Desde entonces nunca nadie pudo
decir que ningún cuento popular comenzara así: Érase una vez un presidente…
Michael Thallium
Un cuento popular
Nota del autor: el escritor
colombiano Nicolás Gómez Dávila destiló sus innúmeras
lecturas en dos volúmenes publicados en 1977 que tituló Escolios a un
texto implícito (Bogotá, Instituto Colombiano de Cultura). Gómez
Dávila murió en 1994. Sus Escolios pasaron inadvertidos
durante muchos años. El editor Jacobo Siruela publicó en 2009 una edición,
en un único volumen, de los Escolios. Ese espléndido libro de más
de 1.400 páginas se agotó. En 2021, la editorial Atalanta publicó una segunda edición que puede encontrarse
fácilmente aún hoy. En otro libro de edición no venal que el autor tituló
sencillamente Notas y que publicó en la década de los
cincuenta del siglo XX, decía esto: «Debemos forzarnos en la lucidez, para
evitar que las cosas resbalen sobre nosotros como sobre una piedra aceitada.
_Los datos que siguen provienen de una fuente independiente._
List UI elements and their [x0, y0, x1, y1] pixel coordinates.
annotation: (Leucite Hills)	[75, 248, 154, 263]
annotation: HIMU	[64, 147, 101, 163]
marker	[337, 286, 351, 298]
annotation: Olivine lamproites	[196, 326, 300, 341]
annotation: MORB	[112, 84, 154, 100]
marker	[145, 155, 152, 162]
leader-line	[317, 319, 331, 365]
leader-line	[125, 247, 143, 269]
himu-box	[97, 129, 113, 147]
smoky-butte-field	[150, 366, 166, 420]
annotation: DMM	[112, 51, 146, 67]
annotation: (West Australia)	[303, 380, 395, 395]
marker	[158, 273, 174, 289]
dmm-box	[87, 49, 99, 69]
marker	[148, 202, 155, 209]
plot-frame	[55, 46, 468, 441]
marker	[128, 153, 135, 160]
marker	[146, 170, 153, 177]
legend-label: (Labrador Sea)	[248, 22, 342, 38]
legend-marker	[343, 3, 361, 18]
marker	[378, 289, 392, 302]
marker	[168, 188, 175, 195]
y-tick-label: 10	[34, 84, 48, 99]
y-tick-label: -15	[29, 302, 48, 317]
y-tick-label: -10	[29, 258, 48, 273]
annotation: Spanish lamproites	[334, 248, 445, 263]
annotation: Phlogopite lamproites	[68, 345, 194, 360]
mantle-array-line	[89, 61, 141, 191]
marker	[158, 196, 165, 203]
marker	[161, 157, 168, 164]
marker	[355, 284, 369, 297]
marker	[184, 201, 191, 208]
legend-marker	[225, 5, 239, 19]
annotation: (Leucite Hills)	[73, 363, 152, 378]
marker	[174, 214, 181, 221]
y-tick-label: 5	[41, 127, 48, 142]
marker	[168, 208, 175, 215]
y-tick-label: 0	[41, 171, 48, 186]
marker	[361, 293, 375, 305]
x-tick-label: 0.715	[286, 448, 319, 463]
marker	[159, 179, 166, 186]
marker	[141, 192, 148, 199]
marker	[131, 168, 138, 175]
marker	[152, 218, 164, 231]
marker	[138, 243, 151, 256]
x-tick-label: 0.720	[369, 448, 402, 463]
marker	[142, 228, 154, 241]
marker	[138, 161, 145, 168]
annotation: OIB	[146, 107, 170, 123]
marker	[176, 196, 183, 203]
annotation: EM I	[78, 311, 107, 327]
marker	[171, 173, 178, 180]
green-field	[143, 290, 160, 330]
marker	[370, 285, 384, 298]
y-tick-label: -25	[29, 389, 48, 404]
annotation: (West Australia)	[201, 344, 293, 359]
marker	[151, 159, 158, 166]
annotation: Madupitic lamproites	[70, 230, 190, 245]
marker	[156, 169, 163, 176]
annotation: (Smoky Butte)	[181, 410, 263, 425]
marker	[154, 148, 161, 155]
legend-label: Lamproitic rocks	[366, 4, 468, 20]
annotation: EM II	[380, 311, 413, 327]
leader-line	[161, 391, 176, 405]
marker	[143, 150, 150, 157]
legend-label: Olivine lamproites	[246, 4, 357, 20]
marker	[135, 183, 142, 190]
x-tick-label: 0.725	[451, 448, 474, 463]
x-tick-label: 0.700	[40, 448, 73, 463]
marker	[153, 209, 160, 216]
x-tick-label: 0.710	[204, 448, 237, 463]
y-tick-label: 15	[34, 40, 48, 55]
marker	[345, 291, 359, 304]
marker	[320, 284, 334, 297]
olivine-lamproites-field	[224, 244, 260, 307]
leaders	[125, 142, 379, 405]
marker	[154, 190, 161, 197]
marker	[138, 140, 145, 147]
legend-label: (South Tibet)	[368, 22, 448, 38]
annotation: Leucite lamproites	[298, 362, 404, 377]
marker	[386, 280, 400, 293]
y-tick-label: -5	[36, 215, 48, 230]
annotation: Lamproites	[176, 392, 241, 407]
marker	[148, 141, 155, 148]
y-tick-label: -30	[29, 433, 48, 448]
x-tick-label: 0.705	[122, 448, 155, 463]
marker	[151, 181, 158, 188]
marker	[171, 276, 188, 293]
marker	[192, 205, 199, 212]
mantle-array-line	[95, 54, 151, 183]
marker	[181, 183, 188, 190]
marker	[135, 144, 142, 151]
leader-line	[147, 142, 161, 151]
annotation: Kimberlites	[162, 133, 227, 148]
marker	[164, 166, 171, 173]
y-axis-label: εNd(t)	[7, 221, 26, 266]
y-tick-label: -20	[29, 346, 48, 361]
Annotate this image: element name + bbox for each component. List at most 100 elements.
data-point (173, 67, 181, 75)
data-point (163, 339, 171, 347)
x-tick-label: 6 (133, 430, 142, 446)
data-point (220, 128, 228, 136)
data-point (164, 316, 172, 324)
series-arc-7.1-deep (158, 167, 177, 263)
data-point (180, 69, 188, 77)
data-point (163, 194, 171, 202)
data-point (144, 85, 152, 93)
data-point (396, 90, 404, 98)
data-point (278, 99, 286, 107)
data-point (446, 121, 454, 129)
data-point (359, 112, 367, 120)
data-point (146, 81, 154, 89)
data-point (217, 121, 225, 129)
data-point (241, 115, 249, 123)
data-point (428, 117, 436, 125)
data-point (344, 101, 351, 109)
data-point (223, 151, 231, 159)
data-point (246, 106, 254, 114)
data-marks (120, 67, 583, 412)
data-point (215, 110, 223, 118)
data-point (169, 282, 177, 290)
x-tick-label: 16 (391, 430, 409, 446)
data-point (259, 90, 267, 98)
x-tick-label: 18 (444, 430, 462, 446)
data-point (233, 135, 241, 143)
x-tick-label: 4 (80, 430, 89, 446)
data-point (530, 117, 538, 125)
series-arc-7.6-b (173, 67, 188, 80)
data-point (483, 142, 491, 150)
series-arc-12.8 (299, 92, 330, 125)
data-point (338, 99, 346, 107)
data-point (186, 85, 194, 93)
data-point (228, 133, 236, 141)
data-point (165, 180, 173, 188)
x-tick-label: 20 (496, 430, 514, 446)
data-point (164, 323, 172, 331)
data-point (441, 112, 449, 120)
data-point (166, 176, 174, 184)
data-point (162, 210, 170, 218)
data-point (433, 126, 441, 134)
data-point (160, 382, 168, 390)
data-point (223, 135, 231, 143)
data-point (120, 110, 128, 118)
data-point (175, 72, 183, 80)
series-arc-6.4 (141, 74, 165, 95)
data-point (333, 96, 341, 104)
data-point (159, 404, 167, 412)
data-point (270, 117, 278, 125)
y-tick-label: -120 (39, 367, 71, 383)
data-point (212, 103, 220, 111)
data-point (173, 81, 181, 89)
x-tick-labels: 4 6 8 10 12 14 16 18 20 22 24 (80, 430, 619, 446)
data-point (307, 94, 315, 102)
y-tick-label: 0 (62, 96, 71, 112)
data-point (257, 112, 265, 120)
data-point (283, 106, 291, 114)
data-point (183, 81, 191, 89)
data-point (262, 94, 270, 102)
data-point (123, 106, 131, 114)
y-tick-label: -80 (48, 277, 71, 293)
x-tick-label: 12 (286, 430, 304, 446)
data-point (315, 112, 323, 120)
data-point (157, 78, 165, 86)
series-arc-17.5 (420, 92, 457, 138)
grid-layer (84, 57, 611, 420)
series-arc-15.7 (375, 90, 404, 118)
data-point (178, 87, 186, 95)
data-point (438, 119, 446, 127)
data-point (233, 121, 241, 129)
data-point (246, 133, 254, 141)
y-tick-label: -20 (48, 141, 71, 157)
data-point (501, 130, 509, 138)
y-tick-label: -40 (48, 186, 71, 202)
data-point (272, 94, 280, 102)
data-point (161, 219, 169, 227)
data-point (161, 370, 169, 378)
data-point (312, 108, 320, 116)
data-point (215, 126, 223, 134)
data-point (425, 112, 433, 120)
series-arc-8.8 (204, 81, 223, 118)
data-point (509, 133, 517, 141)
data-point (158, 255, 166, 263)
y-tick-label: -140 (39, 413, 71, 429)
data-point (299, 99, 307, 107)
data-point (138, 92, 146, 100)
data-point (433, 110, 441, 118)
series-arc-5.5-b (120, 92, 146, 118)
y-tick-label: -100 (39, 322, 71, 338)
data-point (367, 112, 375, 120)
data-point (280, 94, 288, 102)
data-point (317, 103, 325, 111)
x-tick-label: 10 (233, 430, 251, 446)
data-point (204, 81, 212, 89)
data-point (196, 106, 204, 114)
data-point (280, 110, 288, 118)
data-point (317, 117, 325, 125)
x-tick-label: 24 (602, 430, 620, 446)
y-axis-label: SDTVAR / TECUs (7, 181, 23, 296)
Que ante todo espectáculo, enfrente a cualquier circunstancia, el espíritu se
asome a sus propias ventanas, los ojos abiertos, dilatadas las narices» (Notas,
222). Uno de los escolios de Nicolás Gómez Dávila reza así: «Ningún cuento
popular comenzó jamás así: Érase una vez un presidente...».
Cómo
citar este artículo: THALLIUM, MICHAEL.
(2023). Un cuento popular. Numinis
Revista de Filosofía, Época I, Año 2, (CV35). ISSN ed.
electrónica: 2952-4105.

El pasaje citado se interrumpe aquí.